Will This Natural Gas Crisis Inspire Change?
Friday, February 4, 2011 at 02:35AM
Mark Sardella in Commentary, Electricity, Natural Gas, Santa Fe

Hard to believe it’s been ten years since a spell of unusually cold weather took us to the brink of losing pressure in the country’s natural gas pipelines, but here we are again. About 40,000 New Mexican Gas Company customers don’t have gas service right now because the pipelines that deliver their gas can’t keep up with the demand. New Mexico, with at least ten cities affected, has been hardest hit by outages, but natural gas service is also out in parts of El Paso, Tucson and San Diego, and the problem looks as if it may still be spreading.
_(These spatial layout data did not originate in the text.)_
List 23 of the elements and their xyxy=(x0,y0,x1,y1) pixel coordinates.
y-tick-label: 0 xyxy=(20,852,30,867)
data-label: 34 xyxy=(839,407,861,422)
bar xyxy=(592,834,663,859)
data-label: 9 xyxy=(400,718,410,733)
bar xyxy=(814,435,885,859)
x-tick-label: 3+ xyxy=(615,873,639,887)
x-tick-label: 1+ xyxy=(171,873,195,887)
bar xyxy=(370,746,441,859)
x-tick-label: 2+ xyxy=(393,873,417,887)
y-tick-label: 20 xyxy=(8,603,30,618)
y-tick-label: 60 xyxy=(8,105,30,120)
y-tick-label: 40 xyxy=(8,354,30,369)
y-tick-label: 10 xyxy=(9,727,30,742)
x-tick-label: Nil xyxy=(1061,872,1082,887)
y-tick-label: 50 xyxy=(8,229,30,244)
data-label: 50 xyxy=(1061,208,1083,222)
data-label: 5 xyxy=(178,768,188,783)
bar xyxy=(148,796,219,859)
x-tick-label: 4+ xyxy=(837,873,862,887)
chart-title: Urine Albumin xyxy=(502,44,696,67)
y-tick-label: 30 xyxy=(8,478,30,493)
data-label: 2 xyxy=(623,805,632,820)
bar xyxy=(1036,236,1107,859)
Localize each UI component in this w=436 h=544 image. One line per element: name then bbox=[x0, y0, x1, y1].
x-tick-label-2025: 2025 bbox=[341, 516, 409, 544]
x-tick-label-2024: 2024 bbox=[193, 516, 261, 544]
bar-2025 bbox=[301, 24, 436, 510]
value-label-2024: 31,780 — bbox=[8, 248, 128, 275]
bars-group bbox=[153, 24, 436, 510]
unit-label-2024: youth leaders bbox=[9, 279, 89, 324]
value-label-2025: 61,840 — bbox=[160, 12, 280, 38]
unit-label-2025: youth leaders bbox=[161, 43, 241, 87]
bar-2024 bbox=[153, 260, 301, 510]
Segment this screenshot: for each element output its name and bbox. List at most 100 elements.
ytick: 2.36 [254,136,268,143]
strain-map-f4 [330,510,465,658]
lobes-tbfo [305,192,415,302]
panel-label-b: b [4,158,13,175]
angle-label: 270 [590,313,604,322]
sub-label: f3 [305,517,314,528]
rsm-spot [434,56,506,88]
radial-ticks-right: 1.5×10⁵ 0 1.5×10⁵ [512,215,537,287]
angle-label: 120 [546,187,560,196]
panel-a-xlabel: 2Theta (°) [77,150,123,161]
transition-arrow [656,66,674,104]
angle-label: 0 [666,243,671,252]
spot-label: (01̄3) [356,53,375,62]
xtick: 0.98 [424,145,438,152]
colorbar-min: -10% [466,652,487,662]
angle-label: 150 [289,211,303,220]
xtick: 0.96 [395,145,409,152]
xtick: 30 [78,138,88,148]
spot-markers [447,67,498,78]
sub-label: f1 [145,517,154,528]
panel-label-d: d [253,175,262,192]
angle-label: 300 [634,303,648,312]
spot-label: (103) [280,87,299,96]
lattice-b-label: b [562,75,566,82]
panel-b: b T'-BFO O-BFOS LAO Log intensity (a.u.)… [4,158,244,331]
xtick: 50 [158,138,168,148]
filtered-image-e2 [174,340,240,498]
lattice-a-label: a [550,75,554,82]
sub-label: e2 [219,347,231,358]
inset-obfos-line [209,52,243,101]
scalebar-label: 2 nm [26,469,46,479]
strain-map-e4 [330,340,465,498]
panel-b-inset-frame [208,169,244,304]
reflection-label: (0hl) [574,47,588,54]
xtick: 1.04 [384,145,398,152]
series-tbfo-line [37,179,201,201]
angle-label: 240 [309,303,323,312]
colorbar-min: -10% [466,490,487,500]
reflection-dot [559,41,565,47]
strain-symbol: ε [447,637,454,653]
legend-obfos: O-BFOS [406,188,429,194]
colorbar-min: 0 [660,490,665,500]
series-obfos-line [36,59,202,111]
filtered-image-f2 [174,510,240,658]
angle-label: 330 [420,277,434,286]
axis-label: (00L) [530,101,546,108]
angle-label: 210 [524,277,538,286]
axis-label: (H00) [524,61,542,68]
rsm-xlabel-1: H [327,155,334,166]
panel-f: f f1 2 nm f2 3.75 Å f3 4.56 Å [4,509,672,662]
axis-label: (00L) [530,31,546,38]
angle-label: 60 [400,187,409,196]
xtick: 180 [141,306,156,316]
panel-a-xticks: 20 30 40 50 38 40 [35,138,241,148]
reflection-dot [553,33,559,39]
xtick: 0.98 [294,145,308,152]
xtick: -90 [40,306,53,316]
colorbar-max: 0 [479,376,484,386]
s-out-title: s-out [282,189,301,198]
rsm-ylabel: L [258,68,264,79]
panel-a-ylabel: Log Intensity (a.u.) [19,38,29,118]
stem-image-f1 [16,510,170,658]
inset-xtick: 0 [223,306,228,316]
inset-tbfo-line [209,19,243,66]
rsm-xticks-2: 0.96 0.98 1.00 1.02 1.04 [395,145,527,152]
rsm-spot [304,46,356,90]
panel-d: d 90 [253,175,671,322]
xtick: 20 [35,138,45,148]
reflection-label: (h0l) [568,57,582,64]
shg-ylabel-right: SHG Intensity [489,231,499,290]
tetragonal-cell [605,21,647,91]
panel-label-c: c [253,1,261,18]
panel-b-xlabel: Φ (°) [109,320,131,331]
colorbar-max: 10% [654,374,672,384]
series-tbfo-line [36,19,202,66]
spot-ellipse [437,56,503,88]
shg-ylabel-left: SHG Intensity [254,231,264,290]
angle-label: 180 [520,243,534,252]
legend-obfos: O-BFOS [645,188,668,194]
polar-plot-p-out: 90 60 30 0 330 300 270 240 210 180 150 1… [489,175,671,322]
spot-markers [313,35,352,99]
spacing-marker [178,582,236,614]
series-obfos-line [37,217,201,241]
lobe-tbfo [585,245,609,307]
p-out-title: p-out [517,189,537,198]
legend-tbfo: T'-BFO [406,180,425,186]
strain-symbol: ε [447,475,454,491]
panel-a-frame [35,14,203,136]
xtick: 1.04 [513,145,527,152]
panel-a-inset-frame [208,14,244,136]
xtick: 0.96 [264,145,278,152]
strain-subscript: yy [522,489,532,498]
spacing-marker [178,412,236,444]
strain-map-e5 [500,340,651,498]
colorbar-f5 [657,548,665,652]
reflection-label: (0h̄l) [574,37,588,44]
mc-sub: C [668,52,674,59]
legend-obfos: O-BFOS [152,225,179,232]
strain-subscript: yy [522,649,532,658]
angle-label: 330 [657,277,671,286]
Ironically, as customers without gas service turn to electric heaters, the demand for natural gas could actually rise further as the spike in electrical demand triggers utility gas-turbine generators to start up. When that happens, gas is essentially still being used for heating, but via a far less efficient process – one that first turns the gas into electricity and sends it down the wires before customers turn the gas-generated electricity back into heat.

There are still many questions as events continues unfolding, but the question that should be on everyone’s mind is this one:  Will this crisis awaken us to the vulnerability of relying on big, central networks like the gas pipelines and the electric grid, and prompt us to develop local self-reliance in energy?

Sadly, I have reason to doubt that it will.

First of all, the natural gas crisis we faced ten years ago was worse than our current crisis, and it certainly didn’t prompt any movement toward self-reliance. At that time the production of natural gas in our most prolific basins was declining fast – so fast that we were unable to drill new wells fast enough to make up for the declines in existing wells. Essentially we were running on a treadmill, unable to run fast enough to keep the nation’s storage tanks filled. When energy traders realized the tanks were just days away from empty, they began bidding up the price of gas, sending heating bills soaring to record levels. But then a miracle occurred:  Spring arrived. Natural gas demand collapsed, and everyone forgot all about the crisis. (Well, almost everyone – the nonprofit Local Energy was born out of the seven months of research that I and my colleagues undertook following the event.)

This time around, thanks to an advance in gas production called hydraulic fracturing and an abysmal economy, it doesn’t appear that we ran short of gas. Nope, this time it wasn’t anything nearly as serious as depletion of a major energy resource. The problem was simply that our pipelines weren’t up to matching the power of a storm measuring two-thousand miles across and dropping temperatures as much as 30 degrees below normal over much of the country. The sudden demand for heating fuel could have been met with the gas in storage had there been sufficient pipeline capacity to deliver the gas quickly enough. Delivery was further frustrated, according to reports, by problems at gas-compressor stations that may have been a result of rolling electrical blackouts – another consequence of the high heating demand created by the storm.

My guess is that the discussion of energy self-reliance is still nowhere near the table. More likely, our new governor and her experts will advocate that we avoid further crises by accelerating investments in our gas pipelines and electric transmission lines. But every dollar we spend on these highly centralized networks increases our dependence on them, and diverts valuable resources away from the effort we must undertake:  building the decentralized, public, democratically controlled networks that will provide energy for our future.

Mustering the courage and the will to build decentralized public networks will never come from news reports, cost/benefit studies or climate regulations – it can only come from the understanding that without such systems, we are sunk. As the old saying goes, if you don’t watch where you’re going, you’ll end up where you’re headed.

It’s high time we changed our course.